In 2014, I posted about hookworm and how they could be linked to the peopling of America. Today I came across an article published 37 years ago, that discusses the presence of intestinal parasites in Pre-Contact Amerindians and its implications.
The article is: A. Araújo, Ferreira L. Confalonieri U., and Chame M. (1988). Hookworms and the peopling of America, Saúde Pública 4 (2), June 1988 https://doi.org/10.1590/S0102-311X1988000200006.
The fact that these parasites require warm climates for their life cycles makes it difficult for them to have crossed the Beringian land bridge into America during Glacial times with the freezing weather that prevailed at that time. This raises the question of how did they reach America?

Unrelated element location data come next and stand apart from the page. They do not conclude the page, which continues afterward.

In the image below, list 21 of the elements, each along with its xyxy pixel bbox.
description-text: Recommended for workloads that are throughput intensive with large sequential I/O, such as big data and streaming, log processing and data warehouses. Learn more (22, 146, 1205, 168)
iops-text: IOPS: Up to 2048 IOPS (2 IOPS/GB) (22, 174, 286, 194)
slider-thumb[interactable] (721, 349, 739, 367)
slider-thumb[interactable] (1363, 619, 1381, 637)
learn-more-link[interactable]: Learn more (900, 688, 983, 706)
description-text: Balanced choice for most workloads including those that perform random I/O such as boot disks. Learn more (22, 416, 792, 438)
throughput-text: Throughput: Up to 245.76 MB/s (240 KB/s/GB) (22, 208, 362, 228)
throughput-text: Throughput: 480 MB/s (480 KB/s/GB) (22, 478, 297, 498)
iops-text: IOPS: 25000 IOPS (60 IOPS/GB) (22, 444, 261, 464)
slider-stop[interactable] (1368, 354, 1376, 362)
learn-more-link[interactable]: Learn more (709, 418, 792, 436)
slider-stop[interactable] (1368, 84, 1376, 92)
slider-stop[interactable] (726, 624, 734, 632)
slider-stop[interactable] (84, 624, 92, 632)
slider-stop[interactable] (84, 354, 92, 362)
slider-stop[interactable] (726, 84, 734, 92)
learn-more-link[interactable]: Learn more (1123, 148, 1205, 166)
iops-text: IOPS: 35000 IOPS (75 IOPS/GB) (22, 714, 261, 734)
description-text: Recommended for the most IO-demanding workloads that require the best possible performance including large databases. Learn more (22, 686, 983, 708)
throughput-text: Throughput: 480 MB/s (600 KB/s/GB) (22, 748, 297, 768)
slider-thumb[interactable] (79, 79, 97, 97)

The first explanations were that they came via Europe after the 1492 discovery of America, or from Africa with the slave trade into America, or, from Asia and Oceania with trade during the post-discovery period. However, when these parasites were found in ancient Pre-Columbian remains, so, these explanations had to be rejected.
Below, I quote the 1988 article's most substantial part on the ancient remains and their implications.
"But the discovery of the infection at 7230 ± 80 years in Brazil (Ferreira et al., 1987) is a new fact and two possibilities can be raised. First the transpacific contacts dates from before 7230 years BP (Before Present) and the paleoparasitological data indicates that archaeological research in the Pacific coast of South America may reveal more remote relations with Asiatic population than is known today. Second, if transatlantic migrations were responsible for the hookworm infection in South America, the neolithic people coming from Europe or North Africa introduced the parasite.
It is also to be noted that paleoparasitological data show that navigation technology had been known to man for more than 7230 years.
It is interesting to note that together with hookworm infection two other prehistoric helminth infections, found in human coprolites in America, support these hypothesis: Trichuris trichiura (Pizzi and Schenone, 1954; Ferreira et al., 1980; 1983; Reinhard et al., 1987), and Strongyloides stercoralis (Hall, 1972; Fry, 1980; Reinhard, 1985)."
7,000 years BP is well before Stonhenge or the Egyptian pyramids were bult. This is the Stone age. Did these people have watercraft and the knowhow to navigate them across the Pacific or the Atlantic Oceans? (see my post on the The North Atlantic Route into America).
Could the parasites have reached the New World during a warmer period in Beringia?
This does not seem feasible because the sea level only remained low enough to form a land bridge during the peak of an Ice Age (Glacial Maximums), and that means freezing temperatures in this polar region.